In 2012, the situation improved slightly with 12 states recording double-digit figures in billions while Lagos remained the only with three-digit figures.

“The implication of the low revenue generation by the states is that most of them can barely sustain themselves without recourse to monthly federal subventions.
Most states have had to take short-term bank loans to settle wages whenever there were delays in the monthly disbursements by the Federation Accounts Allocation Committee (FAAC).

“Lagos generated N219 billion in 2012, three times its annual wage bill of N76.5 billion. States that generated more than N10 billion in 2012 are Kano, Kaduna, Oyo, Ondo, Ogun, Enugu, Edo, Delta, Cross River and Akwa Ibom.
Among states with fairly strong revenue bases are Rivers, which generates the second highest IGR of N66.2 billion in 2012, but has an annual wages bill of N96 billion.

“Edo made N18.9 billion revenue but is weighed down by a salaries bill of N28 billion yearly, while Cross River generated N12.7 billion though it pays N22 billion wages annually.

Even though Kano has the highest IGR in the North, the N24 billion it generated in 2012 is not enough to pay salaries of its workers, which is N36 billion yearly.

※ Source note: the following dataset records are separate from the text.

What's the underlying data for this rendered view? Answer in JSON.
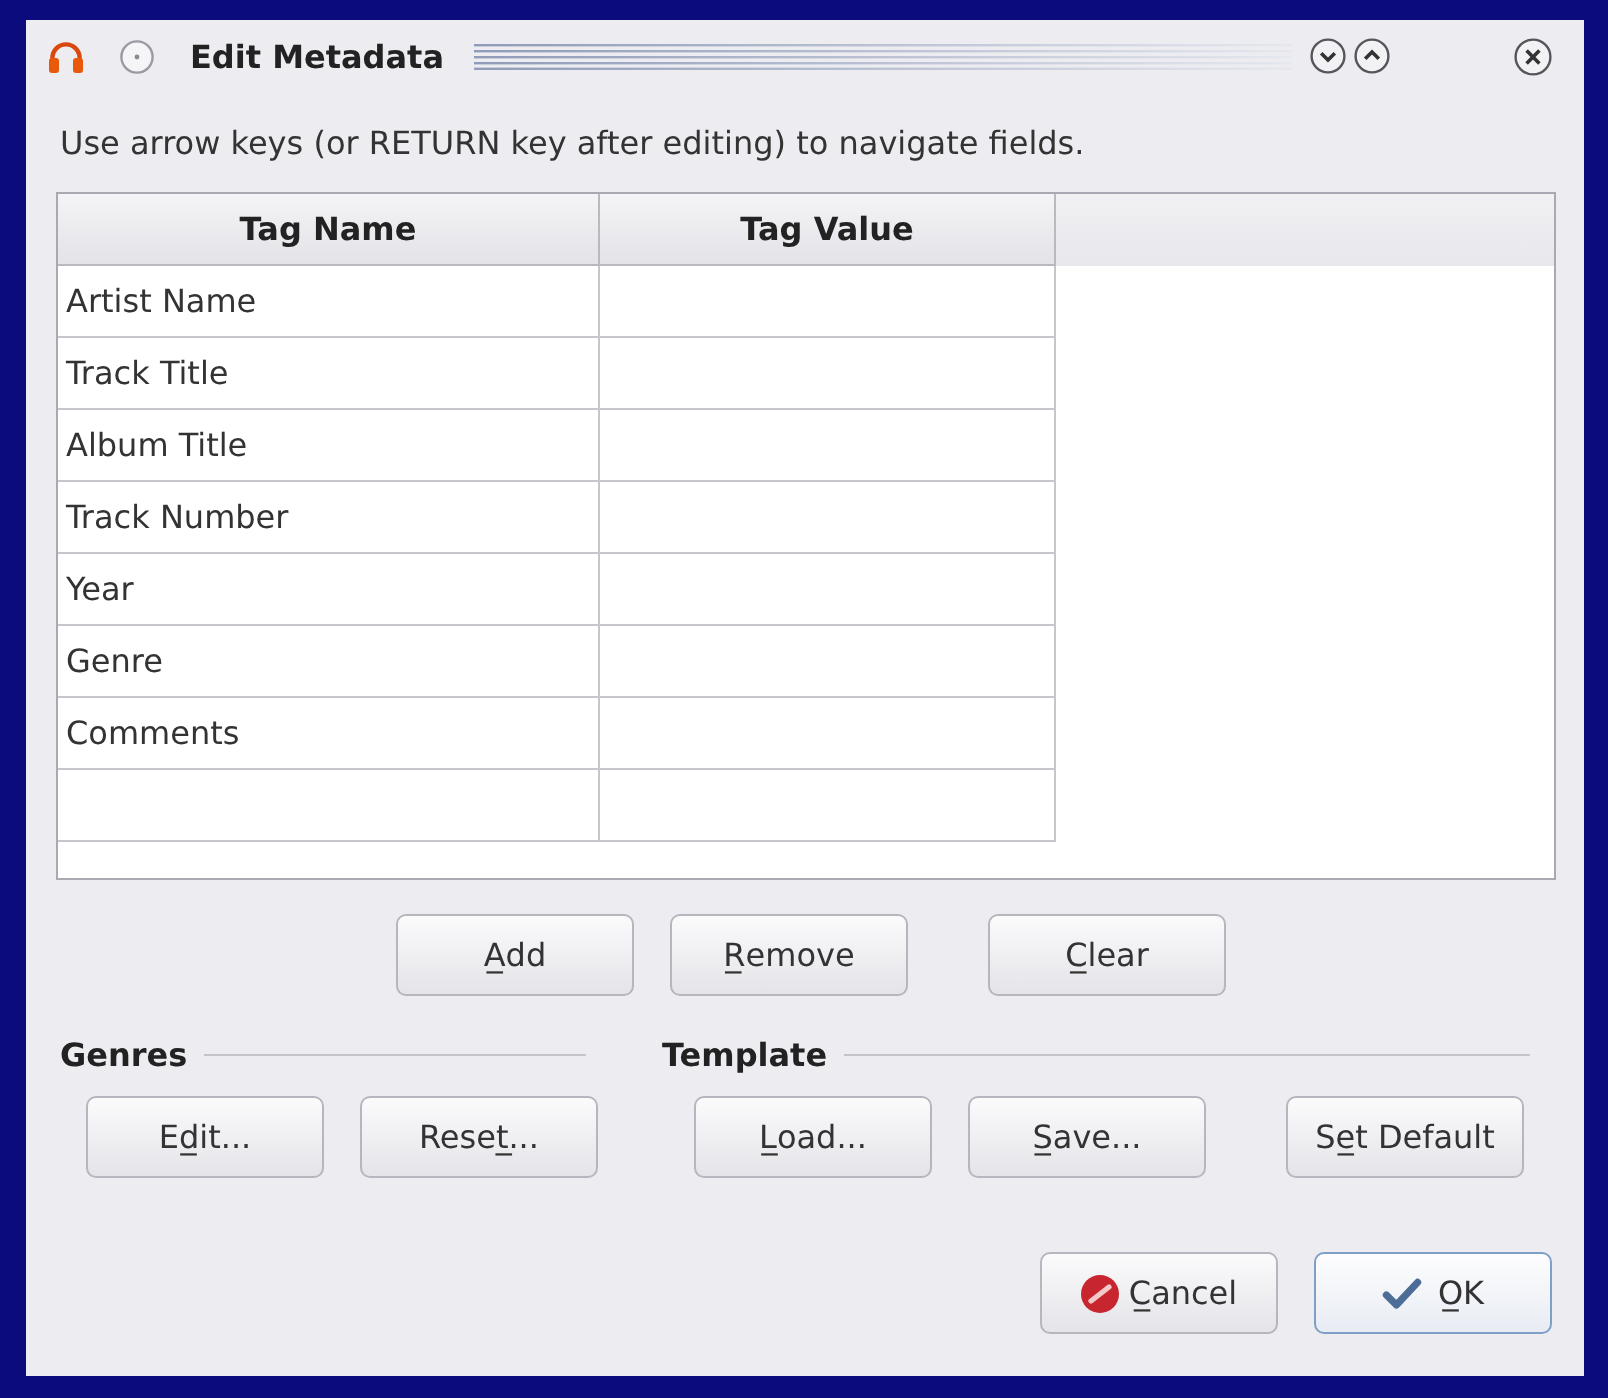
{
  "window": {
    "title": "Edit Metadata"
  },
  "instruction": "Use arrow keys (or RETURN key after editing) to navigate fields.",
  "table": {
    "columns": [
      "Tag Name",
      "Tag Value"
    ],
    "rows": [
      {
        "kind": "tag",
        "tag_name": "Artist Name"
      },
      {
        "kind": "tag",
        "tag_name": "Track Title"
      },
      {
        "kind": "tag",
        "tag_name": "Album Title"
      },
      {
        "kind": "tag",
        "tag_name": "Track Number"
      },
      {
        "kind": "tag",
        "tag_name": "Year"
      },
      {
        "kind": "tag",
        "tag_name": "Genre"
      },
      {
        "kind": "tag",
        "tag_name": "Comments"
      },
      {
        "kind": "blank"
      }
    ]
  },
  "table_buttons": [
    {
      "label": "A̲dd"
    },
    {
      "label": "R̲emove"
    },
    {
      "label": "C̲lear"
    }
  ],
  "groups": [
    {
      "title": "Genres",
      "buttons": [
        {
          "label": "Ed̲it..."
        },
        {
          "label": "Reset̲..."
        }
      ]
    },
    {
      "title": "Template",
      "buttons": [
        {
          "label": "L̲oad..."
        },
        {
          "label": "S̲ave..."
        },
        {
          "label": "Se̲t Default"
        }
      ]
    }
  ],
  "dialog_buttons": [
    {
      "kind": "cancel",
      "label": "C̲ancel",
      "default": false
    },
    {
      "kind": "ok",
      "label": "O̲K",
      "default": true
    }
  ]
}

Kaduna, the second internal revenue earner in the North, garnered N11.5 billion but which is less than half its N27.4 billion annual wage bill.

“The situation with the remaining states is worse, as their annual wage bills are several times larger than their internally generated revenues.
For instance, Zamfara’s internally generated revenue is N2.5 billion in 2012, while its annual wage bill is N13.2 billion; Yobe generated N1.7 billion, and has a yearly salaries bill of N18 billion; while Adamawa’s N23 billion wage bill is five times higher than its IGR of N4.6 billion.
Even oil-rich Bayelsa State generated only N3 billion in 2011, but pays N48 billion in salaries yearly.

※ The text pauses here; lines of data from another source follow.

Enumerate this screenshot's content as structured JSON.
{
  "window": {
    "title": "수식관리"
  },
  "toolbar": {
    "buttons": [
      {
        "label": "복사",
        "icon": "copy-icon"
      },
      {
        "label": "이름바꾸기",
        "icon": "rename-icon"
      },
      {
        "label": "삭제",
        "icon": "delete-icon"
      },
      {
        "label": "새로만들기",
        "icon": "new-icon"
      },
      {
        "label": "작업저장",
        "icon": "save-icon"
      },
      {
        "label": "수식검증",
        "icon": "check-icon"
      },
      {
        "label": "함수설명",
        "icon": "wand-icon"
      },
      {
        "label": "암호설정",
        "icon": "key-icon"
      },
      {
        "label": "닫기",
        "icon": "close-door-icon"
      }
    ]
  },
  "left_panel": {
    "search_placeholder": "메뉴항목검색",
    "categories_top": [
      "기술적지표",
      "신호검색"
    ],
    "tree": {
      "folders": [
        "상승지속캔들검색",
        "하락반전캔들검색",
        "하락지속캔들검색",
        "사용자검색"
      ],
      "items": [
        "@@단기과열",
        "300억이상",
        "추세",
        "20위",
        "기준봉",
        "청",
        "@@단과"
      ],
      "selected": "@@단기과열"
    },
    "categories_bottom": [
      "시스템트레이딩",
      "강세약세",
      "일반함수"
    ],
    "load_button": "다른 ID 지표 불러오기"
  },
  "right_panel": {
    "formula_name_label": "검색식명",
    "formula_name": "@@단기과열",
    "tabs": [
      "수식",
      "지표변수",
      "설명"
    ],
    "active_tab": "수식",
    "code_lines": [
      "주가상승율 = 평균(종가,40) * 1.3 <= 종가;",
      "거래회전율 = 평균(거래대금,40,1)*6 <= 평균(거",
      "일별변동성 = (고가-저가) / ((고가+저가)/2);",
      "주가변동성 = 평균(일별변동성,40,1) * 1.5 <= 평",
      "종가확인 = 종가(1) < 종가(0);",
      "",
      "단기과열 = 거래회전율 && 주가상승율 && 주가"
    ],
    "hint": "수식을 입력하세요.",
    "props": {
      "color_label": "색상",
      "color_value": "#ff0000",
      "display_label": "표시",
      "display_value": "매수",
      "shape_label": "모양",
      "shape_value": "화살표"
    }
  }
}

“Nasarawa made N4.1 billion in 2012 but spends N24 billion yearly in salaries; Sokoto generated N3.8 billion in 2010 and spends N16.8 billion on annual wages; and Kogi got N3.1 billion in 2012 but it is workforce soaks up N44 billion yearly.

“Kwara  (salaries, N11 billion; revenue, N7.2 billion), Benue (revenue, N8.4 billion; salaries, N34.8 billion), Katsina (salaries, N14.4 billion; revenue, N5 billion), Bauchi (salaries, 26 billion; revenue, N4.1 billion), Ondo (revenue, N10.1 billion; salaries, N48 billion), Plateau (revenue, N7 billion; salaries, N20.7 billion), Kebbi (revenue, N5.4 billion; salaries N12 billion), Niger (revenue, N3.7 billion; salaries N31.2 billion), and Gombe (salaries, N14.4; revenue, N3.7 billion).

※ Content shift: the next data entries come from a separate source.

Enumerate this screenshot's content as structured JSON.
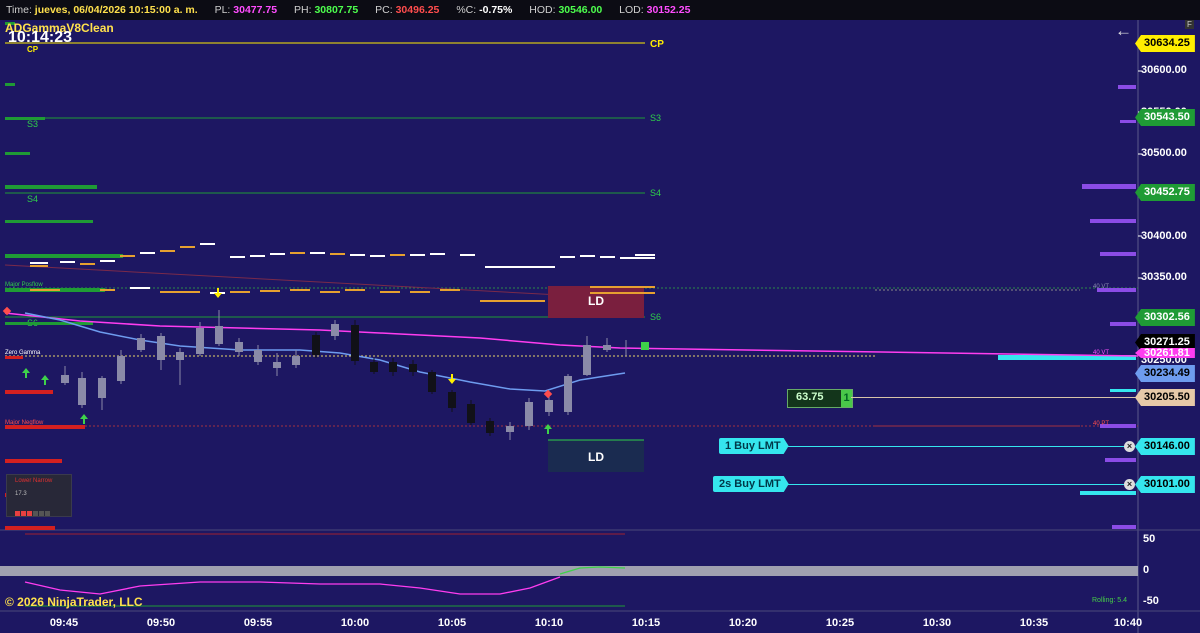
{
  "header": {
    "time_label": "Time:",
    "time_value": "jueves, 06/04/2026 10:15:00 a. m.",
    "pl_label": "PL:",
    "pl_value": "30477.75",
    "ph_label": "PH:",
    "ph_value": "30807.75",
    "pc_label": "PC:",
    "pc_value": "30496.25",
    "pctc_label": "%C:",
    "pctc_value": "-0.75%",
    "hod_label": "HOD:",
    "hod_value": "30546.00",
    "lod_label": "LOD:",
    "lod_value": "30152.25"
  },
  "indicator_name": "ADGammaV8Clean",
  "clock": "10:14:23",
  "copyright": "© 2026 NinjaTrader, LLC",
  "level_labels": {
    "cp": "CP",
    "s3": "S3",
    "s4": "S4",
    "s6": "S6",
    "major_posflow": "Major Posflow",
    "zero_gamma": "Zero Gamma",
    "major_negflow": "Major Negflow",
    "ld": "LD"
  },
  "small_labels": {
    "vt1": "40 VT",
    "vt2": "40 VT",
    "pt": "40 PT"
  },
  "lower_panel": {
    "title": "Lower Narrow",
    "value": "17.3"
  },
  "price_axis": {
    "labels": [
      "30600.00",
      "30550.00",
      "30500.00",
      "30400.00",
      "30350.00",
      "30250.00"
    ],
    "tags": [
      {
        "text": "30634.25",
        "bg": "#ffee00",
        "fg": "#000000"
      },
      {
        "text": "30543.50",
        "bg": "#1f9b35",
        "fg": "#ffffff"
      },
      {
        "text": "30452.75",
        "bg": "#1f9b35",
        "fg": "#ffffff"
      },
      {
        "text": "30302.56",
        "bg": "#1f9b35",
        "fg": "#ffffff"
      },
      {
        "text": "30271.25",
        "bg": "#000000",
        "fg": "#ffffff"
      },
      {
        "text": "30261.81",
        "bg": "#ff3df0",
        "fg": "#ffffff"
      },
      {
        "text": "30234.49",
        "bg": "#6e9cef",
        "fg": "#000000"
      },
      {
        "text": "30205.50",
        "bg": "#e6c9a8",
        "fg": "#000000"
      },
      {
        "text": "30146.00",
        "bg": "#35e6ee",
        "fg": "#000000"
      },
      {
        "text": "30101.00",
        "bg": "#35e6ee",
        "fg": "#000000"
      }
    ]
  },
  "marker": {
    "value": "63.75",
    "badge": "1"
  },
  "orders": [
    {
      "label": "1 Buy LMT",
      "close": "×"
    },
    {
      "label": "2s Buy LMT",
      "close": "×"
    }
  ],
  "osc_axis": {
    "labels": [
      "50",
      "0",
      "-50"
    ]
  },
  "rolling": "Rolling: 5.4",
  "time_axis": {
    "labels": [
      "09:45",
      "09:50",
      "09:55",
      "10:00",
      "10:05",
      "10:10",
      "10:15",
      "10:20",
      "10:25",
      "10:30",
      "10:35",
      "10:40"
    ]
  },
  "icons": {
    "back": "left-arrow-icon",
    "settings": "f-button"
  },
  "colors": {
    "background": "#1d1762",
    "gamma_line": "#ff3df0",
    "vwap_line": "#6e9cef",
    "cp_line": "#ffee00",
    "support_line": "#1f9b35"
  }
}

“Others are Abia (salaries, N30 billion; revenue, N3 billion), Akwa Ibom (salaries, N33.2 billion; revenue, N13.5 billion), Anambra (revenue, N6.1 billion; salaries, N16.3 billion), Borno (salaries, N20.7 billion; revenue, N2.4 billion), Delta (revenue, N45.5 billion; salaries, N85.2 billion) and Ebonyi (salaries, N16.8 billion; revenue, N14 billion).

“There are also Ekiti (salaries N24 billion, revenue N3.8 billion), Imo (revenue N6.8 billion, salaries N22.8 billion), Jigawa (salaries N33.5 billion, revenues N1.4 billion), Osun (salaries N22.8 billion, revenue N5 billion), Oyo (salaries N49 billion, revenue N14 billion), Taraba (revenue N3.4 billion, salaries N21.6 billion).”